More ‘Crocodile Hunter’ details emerge

? Steve Irwin pulled a poisonous stingray barb from his chest in his dying moments, his longtime manager said Tuesday, after watching videotape of the attack that killed the popular “Crocodile Hunter.”

Irwin’s body was returned home to Beerwah, a hamlet in southeastern Queensland on the fringe of the Outback where he lived with his wife and two young children. Irwin turned a modest reptile park opened by his parents into Australia Zoo, a wildlife reserve that has become an international tourist attraction.

Terri Irwin, in her first public comment since her husband’s death, thanked the staff of his zoo in a brief message late Tuesday, said spokesman Michael Hornby.

“She was very choked up. It was a very frail comment,” Hornby told The Associated Press today. “But she wanted to say to the staff how grateful she was for their support and how much it meant to her.” Details weren’t made public.

Terri Irwin, of Eugene, Ore., daughter Bindi, 8, and son Bob, 2, had been vacationing on the island state of Tasmania when Irwin was killed.

The dramatic details of Irwin’s death Monday as he was shooting a program on the Great Barrier Reef were disclosed by John Stainton, his manager and close friend. He said he had viewed the videotape showing the TV star pulling the poisonous stingray barb from his chest.

“It shows that Steve came over the top of the ray and the tail came up, and spiked him here (in the chest), and he pulled it out, and the next minute he’s gone,” Stainton told reporters in Cairns, the nearest city to tiny Batt Reef off Australia’s far northeast coast where the accident happened.

Stainton said the video was “shocking.”

The tape was not released to the public. Queensland state police took possession of a copy for a coroner’s investigation.

Stainton said the tape should be destroyed when the coroner is finished. “I would never want that tape shown. I mean, it should be destroyed,” he said on CNN’s “Larry King Live.”

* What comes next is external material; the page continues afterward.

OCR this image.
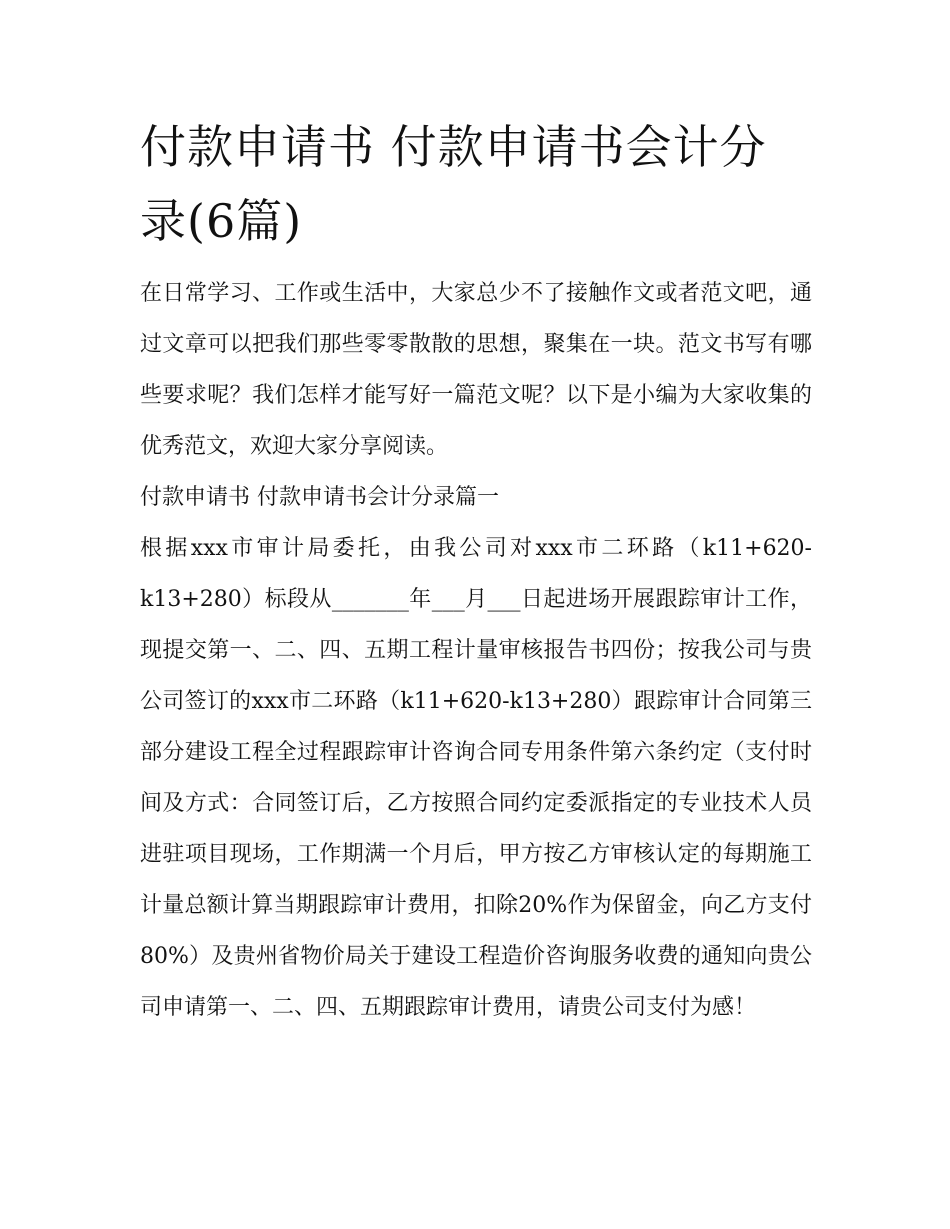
付款申请书 付款申请书会计分录(6篇)

在日常学习、工作或生活中，大家总少不了接触作文或者范文吧，通过文章可以把我们那些零零散散的思想，聚集在一块。范文书写有哪些要求呢？我们怎样才能写好一篇范文呢？以下是小编为大家收集的优秀范文，欢迎大家分享阅读。

付款申请书 付款申请书会计分录篇一

根据xxx市审计局委托，由我公司对xxx市二环路（k11+620-k13+280）标段从_______年___月___日起进场开展跟踪审计工作，现提交第一、二、四、五期工程计量审核报告书四份；按我公司与贵公司签订的xxx市二环路（k11+620-k13+280）跟踪审计合同第三部分建设工程全过程跟踪审计咨询合同专用条件第六条约定（支付时间及方式：合同签订后，乙方按照合同约定委派指定的专业技术人员进驻项目现场，工作期满一个月后，甲方按乙方审核认定的每期施工计量总额计算当期跟踪审计费用，扣除20%作为保留金，向乙方支付80%）及贵州省物价局关于建设工程造价咨询服务收费的通知向贵公司申请第一、二、四、五期跟踪审计费用，请贵公司支付为感！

People thronged around the entrance of the park on Tuesday, near a billboard featuring Irwin holding a crocodile in his arms and his catch phrase, “Crikey!”

“We’re all devastated,” said Gail Gipp, the park’s hospital wildlife manager. “It is very surreal at the moment. We’re determined to carry on what he would have wanted.”

“Mate, you made the world a better place,” read one poster left at the gate. “Steve, our hero, our legend, our wildlife warrior,” read another.

“I thought you were immortal. How I wish that was true,” said a third.

The family hasn’t spoken about Irwin’s funeral plans, although Queensland Premier Peter Beattie offered a state funeral.

Meanwhile, Animal Planet said it had given no thought to taking “The Crocodile Hunter” off the air, said Maureen Smith, the network’s executive vice president and general manager.

“Steve’s whole mission in life was to educate and inspire the public to take care of animals in the world that we share,” she said. “To continue is the best way to get that message out.”

Irwin was filming a new series, “Ocean’s Deadliest Predators,” for Animal Planet. Smith said she wasn’t aware whether enough filming had been done for anything to make it on the air.